I stared at him. My memories of that day had an overlay of haze, not for the evening events but those from the morning. I could not remember why I had gone walking to that part of the estate grounds. They were shady and chill, uninviting during the gray and wet days. I could scarcely remember seeing the butterfly wing on the ground; I could not tell if it was a memory from that day, or a memory of my dream. But I did recall that as my father had approached, he had given a shout of surprise. And something had raced away into the brush. Something black and furry.
Yes. I was there.
“That doesn’t mean the cloak belongs to you.”
He sat up very straight and wrapped his black tail neatly around his white feet. He had yellow eyes, I noticed, and the candlelight danced in them as he declared. She gave it to me. It was a fair trade.
“For what? What does a cat have to trade?”
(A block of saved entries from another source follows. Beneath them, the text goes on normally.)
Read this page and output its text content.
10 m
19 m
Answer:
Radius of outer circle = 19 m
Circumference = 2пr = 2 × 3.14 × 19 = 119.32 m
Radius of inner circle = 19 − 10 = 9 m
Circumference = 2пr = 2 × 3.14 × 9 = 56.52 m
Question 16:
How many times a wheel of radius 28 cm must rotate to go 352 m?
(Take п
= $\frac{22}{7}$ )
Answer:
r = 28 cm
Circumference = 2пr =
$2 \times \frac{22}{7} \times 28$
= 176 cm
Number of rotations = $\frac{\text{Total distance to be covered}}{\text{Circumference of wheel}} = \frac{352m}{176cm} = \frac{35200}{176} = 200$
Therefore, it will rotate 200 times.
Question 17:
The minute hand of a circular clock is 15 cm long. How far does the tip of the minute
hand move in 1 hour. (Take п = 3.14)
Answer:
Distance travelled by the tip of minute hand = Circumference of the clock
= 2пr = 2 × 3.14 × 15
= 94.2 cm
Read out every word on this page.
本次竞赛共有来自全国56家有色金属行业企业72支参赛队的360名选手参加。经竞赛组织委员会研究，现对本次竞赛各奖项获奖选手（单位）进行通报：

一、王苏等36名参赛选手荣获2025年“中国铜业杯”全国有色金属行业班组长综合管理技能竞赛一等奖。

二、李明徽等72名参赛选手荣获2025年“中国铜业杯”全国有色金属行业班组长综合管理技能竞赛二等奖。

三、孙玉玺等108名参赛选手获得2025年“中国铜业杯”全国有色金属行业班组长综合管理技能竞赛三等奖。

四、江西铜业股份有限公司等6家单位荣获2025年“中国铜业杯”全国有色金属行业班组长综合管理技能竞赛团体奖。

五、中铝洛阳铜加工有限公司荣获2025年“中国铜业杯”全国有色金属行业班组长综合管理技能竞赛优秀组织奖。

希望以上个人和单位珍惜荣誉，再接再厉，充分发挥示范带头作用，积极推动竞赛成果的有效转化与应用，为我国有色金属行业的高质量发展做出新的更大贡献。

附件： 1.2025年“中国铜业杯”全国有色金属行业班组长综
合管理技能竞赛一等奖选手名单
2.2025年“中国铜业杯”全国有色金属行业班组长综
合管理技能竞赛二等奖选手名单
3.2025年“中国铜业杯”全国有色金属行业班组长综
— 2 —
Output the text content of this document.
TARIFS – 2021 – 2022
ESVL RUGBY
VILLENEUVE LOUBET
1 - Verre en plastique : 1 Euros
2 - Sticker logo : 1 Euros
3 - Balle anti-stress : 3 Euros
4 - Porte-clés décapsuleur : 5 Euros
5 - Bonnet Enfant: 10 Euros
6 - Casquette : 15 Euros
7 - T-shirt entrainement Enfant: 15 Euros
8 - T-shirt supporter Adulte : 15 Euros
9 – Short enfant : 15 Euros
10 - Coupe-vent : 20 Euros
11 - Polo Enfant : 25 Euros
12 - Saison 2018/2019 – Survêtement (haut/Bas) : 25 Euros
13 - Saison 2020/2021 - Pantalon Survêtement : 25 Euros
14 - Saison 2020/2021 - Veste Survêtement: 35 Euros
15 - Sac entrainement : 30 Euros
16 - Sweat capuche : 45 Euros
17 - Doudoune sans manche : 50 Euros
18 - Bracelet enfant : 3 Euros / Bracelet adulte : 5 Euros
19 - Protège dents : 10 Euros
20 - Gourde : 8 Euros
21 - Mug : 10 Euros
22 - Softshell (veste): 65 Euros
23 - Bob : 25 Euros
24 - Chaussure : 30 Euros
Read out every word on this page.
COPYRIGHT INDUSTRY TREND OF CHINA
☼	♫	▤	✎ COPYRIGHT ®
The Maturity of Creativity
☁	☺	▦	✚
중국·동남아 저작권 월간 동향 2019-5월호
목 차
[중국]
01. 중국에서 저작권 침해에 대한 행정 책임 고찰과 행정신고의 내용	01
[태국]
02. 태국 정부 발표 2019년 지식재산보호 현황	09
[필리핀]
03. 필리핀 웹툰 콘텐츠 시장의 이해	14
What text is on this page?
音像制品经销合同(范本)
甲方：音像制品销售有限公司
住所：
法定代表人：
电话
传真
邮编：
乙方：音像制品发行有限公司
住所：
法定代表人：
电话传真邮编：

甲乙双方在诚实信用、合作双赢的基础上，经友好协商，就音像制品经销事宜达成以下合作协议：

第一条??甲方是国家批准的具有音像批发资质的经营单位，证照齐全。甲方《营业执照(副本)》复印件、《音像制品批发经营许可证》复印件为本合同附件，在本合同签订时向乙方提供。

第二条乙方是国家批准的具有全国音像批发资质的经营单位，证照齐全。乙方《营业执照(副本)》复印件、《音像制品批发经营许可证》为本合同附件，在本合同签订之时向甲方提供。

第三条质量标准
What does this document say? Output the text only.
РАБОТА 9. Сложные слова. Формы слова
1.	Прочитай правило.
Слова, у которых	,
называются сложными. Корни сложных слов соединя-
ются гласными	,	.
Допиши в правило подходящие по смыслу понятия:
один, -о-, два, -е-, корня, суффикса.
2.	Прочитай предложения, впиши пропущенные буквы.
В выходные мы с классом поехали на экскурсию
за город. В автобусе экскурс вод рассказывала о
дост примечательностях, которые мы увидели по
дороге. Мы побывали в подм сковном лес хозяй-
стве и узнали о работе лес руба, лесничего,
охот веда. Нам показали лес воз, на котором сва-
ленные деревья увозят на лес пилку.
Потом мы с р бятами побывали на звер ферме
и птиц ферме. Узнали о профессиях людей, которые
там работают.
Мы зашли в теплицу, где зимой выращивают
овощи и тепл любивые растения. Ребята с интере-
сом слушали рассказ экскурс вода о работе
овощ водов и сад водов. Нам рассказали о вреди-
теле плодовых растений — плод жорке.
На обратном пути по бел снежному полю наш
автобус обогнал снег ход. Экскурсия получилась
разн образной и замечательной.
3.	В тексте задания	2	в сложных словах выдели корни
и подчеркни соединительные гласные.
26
A gold glitter came into those yellow eyes, and I knew I had insulted him. I’d insulted a cat. Just a cat. So why did a little shiver of dread go down my back? I remembered that my mother had told me to never be afraid to apologize when I was wrong. She had said it would have saved her and my father a great deal of trouble if they had only followed that rule. Then she had sighed, and added that I must never think that an apology could completely erase what I had done or said. Still, it was worth trying.
“I beg your pardon,” I said sincerely. “I do not know much of cats, having never had one of my own. I think I have misspoken to you.”
Yes. You have. Twice. The idea that a human could “have a cat of her own” is equally insulting. Abruptly, he lifted one of his hind legs, pointed his foot toward the ceiling and began to groom his bottom. I knew I was being insulted. I chose to bear it in silence. He carried on for a ridiculously long time. I began to be chilly. I surreptitiously picked up an edge of the cloak and draped it around my shoulders.